Здесь уместно заметить, что мысли о необходимости биологической революции в физиологии вообще и в физиологии нервной системы в частности были впервые внятно высказаны в нашей стране. Об этом даже у нас мало кто сейчас помнит. А между тем на основании этих мыслей были сформулированы исследовательские задачи, оказавшиеся весьма плодотворными. Тех, кому это интересно, отсылаю к недавно вышедшей книге*, в которой уделено специальное внимание вопросу о том, кем и когда началось сознательное преодоление небиологизма нейрофизиологии; этот вопрос рассмотрен в нашей книге главным образом в аспекте химических механизмов нервной деятельности.

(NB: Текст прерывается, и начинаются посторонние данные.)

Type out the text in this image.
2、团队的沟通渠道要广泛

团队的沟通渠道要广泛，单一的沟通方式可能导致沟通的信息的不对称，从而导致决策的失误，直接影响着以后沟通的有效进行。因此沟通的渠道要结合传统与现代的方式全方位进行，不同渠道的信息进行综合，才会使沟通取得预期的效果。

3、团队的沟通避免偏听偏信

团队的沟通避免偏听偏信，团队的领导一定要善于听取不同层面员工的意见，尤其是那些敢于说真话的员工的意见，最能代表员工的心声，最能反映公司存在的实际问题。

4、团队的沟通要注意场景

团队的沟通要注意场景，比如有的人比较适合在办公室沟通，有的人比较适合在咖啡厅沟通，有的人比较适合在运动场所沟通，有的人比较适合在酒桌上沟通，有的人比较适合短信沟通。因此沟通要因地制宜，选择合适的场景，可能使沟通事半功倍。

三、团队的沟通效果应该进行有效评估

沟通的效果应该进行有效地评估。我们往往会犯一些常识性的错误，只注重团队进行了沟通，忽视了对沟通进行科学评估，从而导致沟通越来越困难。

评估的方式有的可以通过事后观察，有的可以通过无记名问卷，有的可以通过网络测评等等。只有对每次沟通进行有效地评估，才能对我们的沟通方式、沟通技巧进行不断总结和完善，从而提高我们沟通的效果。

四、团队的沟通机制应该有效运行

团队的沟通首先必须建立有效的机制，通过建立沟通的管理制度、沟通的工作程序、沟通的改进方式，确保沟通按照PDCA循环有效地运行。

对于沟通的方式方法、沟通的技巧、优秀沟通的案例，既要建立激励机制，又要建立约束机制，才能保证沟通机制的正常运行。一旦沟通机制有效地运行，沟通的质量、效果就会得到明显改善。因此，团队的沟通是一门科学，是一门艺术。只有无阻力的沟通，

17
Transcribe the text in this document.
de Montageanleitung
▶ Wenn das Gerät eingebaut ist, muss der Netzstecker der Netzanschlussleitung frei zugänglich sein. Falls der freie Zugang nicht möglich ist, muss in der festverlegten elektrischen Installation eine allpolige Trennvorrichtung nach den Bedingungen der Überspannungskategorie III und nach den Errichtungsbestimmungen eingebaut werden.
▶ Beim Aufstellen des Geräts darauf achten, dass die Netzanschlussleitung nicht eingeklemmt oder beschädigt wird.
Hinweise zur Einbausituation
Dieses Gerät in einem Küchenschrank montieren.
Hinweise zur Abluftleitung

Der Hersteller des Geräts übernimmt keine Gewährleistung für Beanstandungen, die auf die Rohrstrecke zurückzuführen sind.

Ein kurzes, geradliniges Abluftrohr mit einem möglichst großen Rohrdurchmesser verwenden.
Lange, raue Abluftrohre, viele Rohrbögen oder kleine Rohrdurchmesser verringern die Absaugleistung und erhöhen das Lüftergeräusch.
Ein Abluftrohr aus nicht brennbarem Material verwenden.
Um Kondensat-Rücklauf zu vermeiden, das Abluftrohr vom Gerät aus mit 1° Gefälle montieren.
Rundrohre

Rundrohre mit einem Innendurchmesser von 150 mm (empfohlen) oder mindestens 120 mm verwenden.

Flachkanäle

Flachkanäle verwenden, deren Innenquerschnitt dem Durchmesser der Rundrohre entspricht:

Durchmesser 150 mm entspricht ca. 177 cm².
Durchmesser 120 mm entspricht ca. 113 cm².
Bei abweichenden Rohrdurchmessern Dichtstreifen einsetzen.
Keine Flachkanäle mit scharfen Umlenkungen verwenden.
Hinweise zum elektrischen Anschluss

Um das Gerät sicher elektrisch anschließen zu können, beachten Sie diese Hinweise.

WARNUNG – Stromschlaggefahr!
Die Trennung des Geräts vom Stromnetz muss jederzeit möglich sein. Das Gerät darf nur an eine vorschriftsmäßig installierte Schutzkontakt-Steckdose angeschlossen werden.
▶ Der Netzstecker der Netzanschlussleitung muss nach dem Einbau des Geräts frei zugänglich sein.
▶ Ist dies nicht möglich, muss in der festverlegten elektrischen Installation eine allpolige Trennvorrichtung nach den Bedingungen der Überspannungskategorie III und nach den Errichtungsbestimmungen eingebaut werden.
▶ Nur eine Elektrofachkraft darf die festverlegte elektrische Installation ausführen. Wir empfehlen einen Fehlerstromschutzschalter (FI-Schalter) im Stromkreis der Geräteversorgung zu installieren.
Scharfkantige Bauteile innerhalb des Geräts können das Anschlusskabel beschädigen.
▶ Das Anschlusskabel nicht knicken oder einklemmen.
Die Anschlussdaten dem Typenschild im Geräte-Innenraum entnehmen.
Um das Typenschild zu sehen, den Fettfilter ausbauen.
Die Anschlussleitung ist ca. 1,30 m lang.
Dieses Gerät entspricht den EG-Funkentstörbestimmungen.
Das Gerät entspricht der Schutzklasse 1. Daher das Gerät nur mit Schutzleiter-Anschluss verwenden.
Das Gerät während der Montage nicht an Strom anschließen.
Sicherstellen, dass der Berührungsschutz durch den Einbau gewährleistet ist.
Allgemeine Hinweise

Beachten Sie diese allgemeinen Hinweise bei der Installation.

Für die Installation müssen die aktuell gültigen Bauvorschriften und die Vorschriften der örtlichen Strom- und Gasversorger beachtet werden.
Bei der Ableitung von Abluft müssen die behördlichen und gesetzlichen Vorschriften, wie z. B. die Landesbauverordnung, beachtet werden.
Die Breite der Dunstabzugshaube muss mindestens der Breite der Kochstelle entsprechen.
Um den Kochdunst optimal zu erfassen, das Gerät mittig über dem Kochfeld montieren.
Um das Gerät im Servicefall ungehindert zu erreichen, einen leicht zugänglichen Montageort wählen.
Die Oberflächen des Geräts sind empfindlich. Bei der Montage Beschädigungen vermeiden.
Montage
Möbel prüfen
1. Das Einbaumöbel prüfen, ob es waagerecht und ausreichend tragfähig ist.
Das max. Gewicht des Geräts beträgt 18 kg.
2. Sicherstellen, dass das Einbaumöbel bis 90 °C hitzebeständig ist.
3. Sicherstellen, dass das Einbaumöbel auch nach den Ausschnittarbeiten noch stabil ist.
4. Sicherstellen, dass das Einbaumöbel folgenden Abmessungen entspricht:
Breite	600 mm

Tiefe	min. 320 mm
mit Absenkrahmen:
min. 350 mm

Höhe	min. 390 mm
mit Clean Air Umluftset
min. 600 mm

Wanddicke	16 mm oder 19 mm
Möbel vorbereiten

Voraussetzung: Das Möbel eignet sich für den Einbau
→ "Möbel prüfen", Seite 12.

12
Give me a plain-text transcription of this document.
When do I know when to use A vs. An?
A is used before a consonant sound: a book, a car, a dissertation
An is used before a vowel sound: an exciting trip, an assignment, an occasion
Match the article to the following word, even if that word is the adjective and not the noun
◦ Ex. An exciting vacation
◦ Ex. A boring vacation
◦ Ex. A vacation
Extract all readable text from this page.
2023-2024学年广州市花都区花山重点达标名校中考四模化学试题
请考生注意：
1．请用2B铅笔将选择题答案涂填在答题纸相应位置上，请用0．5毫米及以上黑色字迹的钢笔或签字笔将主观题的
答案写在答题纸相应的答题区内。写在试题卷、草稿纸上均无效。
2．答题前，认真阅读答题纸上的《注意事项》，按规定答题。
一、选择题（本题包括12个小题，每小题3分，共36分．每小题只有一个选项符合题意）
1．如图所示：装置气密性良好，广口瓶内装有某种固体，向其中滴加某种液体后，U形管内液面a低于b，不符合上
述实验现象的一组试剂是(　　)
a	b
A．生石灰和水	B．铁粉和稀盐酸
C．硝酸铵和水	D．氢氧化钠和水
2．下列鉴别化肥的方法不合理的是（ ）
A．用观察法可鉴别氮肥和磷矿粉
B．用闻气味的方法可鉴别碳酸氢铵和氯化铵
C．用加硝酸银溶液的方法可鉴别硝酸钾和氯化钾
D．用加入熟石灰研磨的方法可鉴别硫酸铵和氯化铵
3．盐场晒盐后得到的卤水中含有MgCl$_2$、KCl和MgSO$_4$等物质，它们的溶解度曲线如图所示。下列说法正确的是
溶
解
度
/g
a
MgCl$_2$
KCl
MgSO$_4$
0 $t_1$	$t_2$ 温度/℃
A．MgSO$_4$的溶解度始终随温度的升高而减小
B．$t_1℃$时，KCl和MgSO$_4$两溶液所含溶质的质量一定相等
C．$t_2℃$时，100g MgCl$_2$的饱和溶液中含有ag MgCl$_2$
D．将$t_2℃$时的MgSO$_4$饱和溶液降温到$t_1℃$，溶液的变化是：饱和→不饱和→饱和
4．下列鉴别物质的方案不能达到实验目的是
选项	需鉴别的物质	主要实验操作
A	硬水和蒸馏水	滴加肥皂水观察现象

В книге Шеперда преимущественное внимание уделено другому аспекту - цитофизиологическому. Его 'Нейробиология' - это в действительности не вполне та междисциплинарная область науки, которую создала общность предмета исследования (мозг) и идейного подхода (биологизм). Шеперд трактует слово 'нейробиология' несколько суженно - так, как это делал покойный С. Куффлер, один из авторов переведённой на русский язык книги 'От нейрона к мозгу' (Мир, 1979). Деятельность мозга во всех её проявлениях, включая самые сложные, рассматривается при таком подходе как производное мембранных физиологических механизмов, присущих нейрону. Шеперд делает эту куффлеровскую мысль более биологичной, показывая, что у нейрона нет таких физиологических механизмов, какие нельзя было бы найти у других клеток. Кроме того, биологичен и отнюдь не традиционен для учебных текстов, посвящённых нервной системе, интерес Шеперда к данным сравнительной физиологии. Он справедливо расценивает эти данные как источник общефизиологических, общенейробиологических знаний.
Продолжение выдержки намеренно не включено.